Wetlands mapping project to be continued

Scientists mapping the loss and health of the world's wetlands using satellites will launch a second stage of their project beginning next year.

The European Space Agency (ESA) carried out its GlobWetland project from 2003 to 2008 to demonstrate how satellite data can support the monitoring of wetland ecosystems, which are often made up of complex and impenetrable terrain.

The ESA announced a second stage beginning next year at the signatories of the Ramsar Convention on Wetlands held their tenth meeting in the Republic of Korea.

The follow-on GlobWetland project aims to help fulfil the resolutions that were adopted at the meeting, including a new strategic plan for 2009 to 2014.

ESA chiefs said its data will allow international, national and local bodies implementing the conventions new resolutions to better understand wetland areas, complete national inventories of their wetlands, monitor them, and provide them with up-to-date, reliable information.
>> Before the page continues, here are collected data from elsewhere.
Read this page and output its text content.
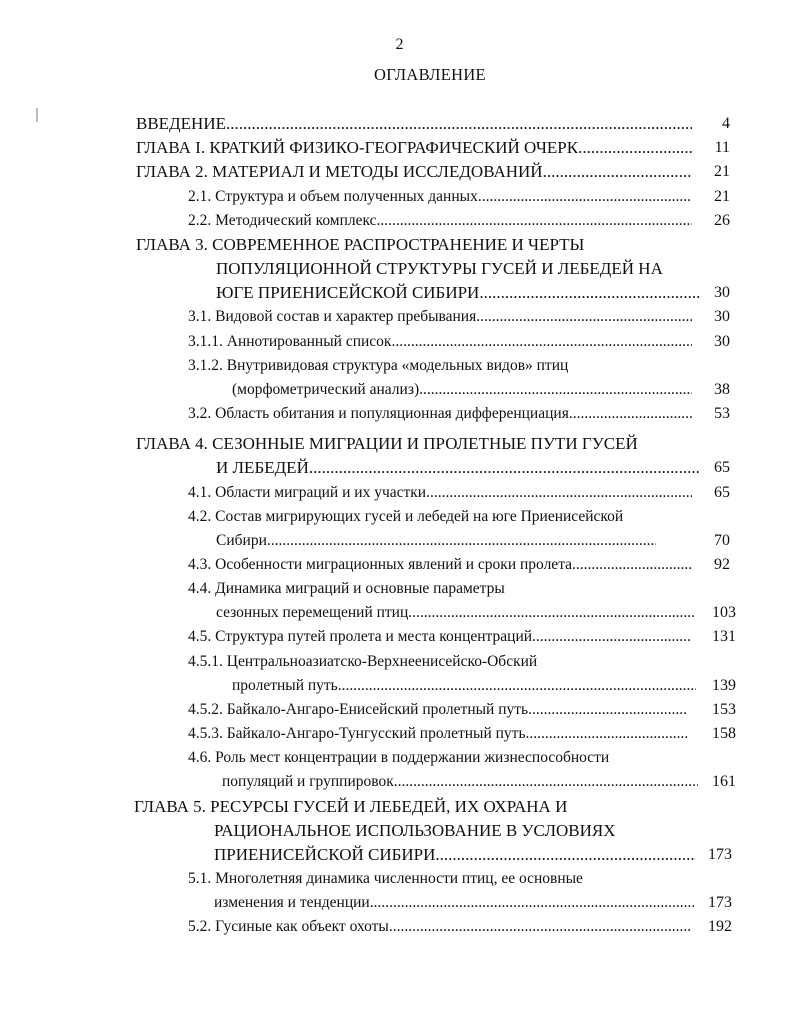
2
ОГЛАВЛЕНИЕ
ВВЕДЕНИЕ .....	4
ГЛАВА I. КРАТКИЙ ФИЗИКО-ГЕОГРАФИЧЕСКИЙ ОЧЕРК .....	11
ГЛАВА 2. МАТЕРИАЛ И МЕТОДЫ ИССЛЕДОВАНИЙ .....	21
2.1. Структура и объем полученных данных .....	21
2.2. Методический комплекс .....	26
ГЛАВА 3. СОВРЕМЕННОЕ РАСПРОСТРАНЕНИЕ И ЧЕРТЫ
ПОПУЛЯЦИОННОЙ СТРУКТУРЫ ГУСЕЙ И ЛЕБЕДЕЙ НА
ЮГЕ ПРИЕНИСЕЙСКОЙ СИБИРИ .....	30
3.1. Видовой состав и характер пребывания .....	30
3.1.1. Аннотированный список .....	30
3.1.2. Внутривидовая структура «модельных видов» птиц
(морфометрический анализ) .....	38
3.2. Область обитания и популяционная дифференциация .....	53
ГЛАВА 4. СЕЗОННЫЕ МИГРАЦИИ И ПРОЛЕТНЫЕ ПУТИ ГУСЕЙ
И ЛЕБЕДЕЙ .....	65
4.1. Области миграций и их участки .....	65
4.2. Состав мигрирующих гусей и лебедей на юге Приенисейской
Сибири .....	70
4.3. Особенности миграционных явлений и сроки пролета .....	92
4.4. Динамика миграций и основные параметры
сезонных перемещений птиц .....	103
4.5. Структура путей пролета и места концентраций .....	131
4.5.1. Центральноазиатско-Верхнеенисейско-Обский
пролетный путь .....	139
4.5.2. Байкало-Ангаро-Енисейский пролетный путь .....	153
4.5.3. Байкало-Ангаро-Тунгусский пролетный путь .....	158
4.6. Роль мест концентрации в поддержании жизнеспособности
популяций и группировок .....	161
ГЛАВА 5. РЕСУРСЫ ГУСЕЙ И ЛЕБЕДЕЙ, ИХ ОХРАНА И
РАЦИОНАЛЬНОЕ ИСПОЛЬЗОВАНИЕ В УСЛОВИЯХ
ПРИЕНИСЕЙСКОЙ СИБИРИ .....	173
5.1. Многолетняя динамика численности птиц, ее основные
изменения и тенденции .....	173
5.2. Гусиные как объект охоты .....	192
Speaking at the event, Demetra Spala of the Hellenic Ministry of Environment, Planning and Public Works, said that Greece will develop a monitoring protocol using the technology demonstrated in the GlobWetland project.

“We will recommend to the Ramsar Secretariat and Contracting Parties to adopt these methodologies,” she said.

“The benefits are multiple. They would improve our knowledge for more efficient decision making and facilitate the reporting to the Convention.”

Dr Heather MacKay, chair of the Ramsar’s Scientific and Review Panel (STRP), said: “Earth Observation technology (EO) could be a cost-effective and very productive tool for the Convention.

“The technology is ready and mature enough for uptake on a certain number of areas.

“The STRP sees huge value for all Parties involved in the implementation of the Convention at all scales from global to regional, national and local scales.”

The original GlobWetland project was carried out in collaboration with the Ramsar Convention, the international treaty to conserve wetlands. It is hoped that the second state of the project will strengthen the collaboration.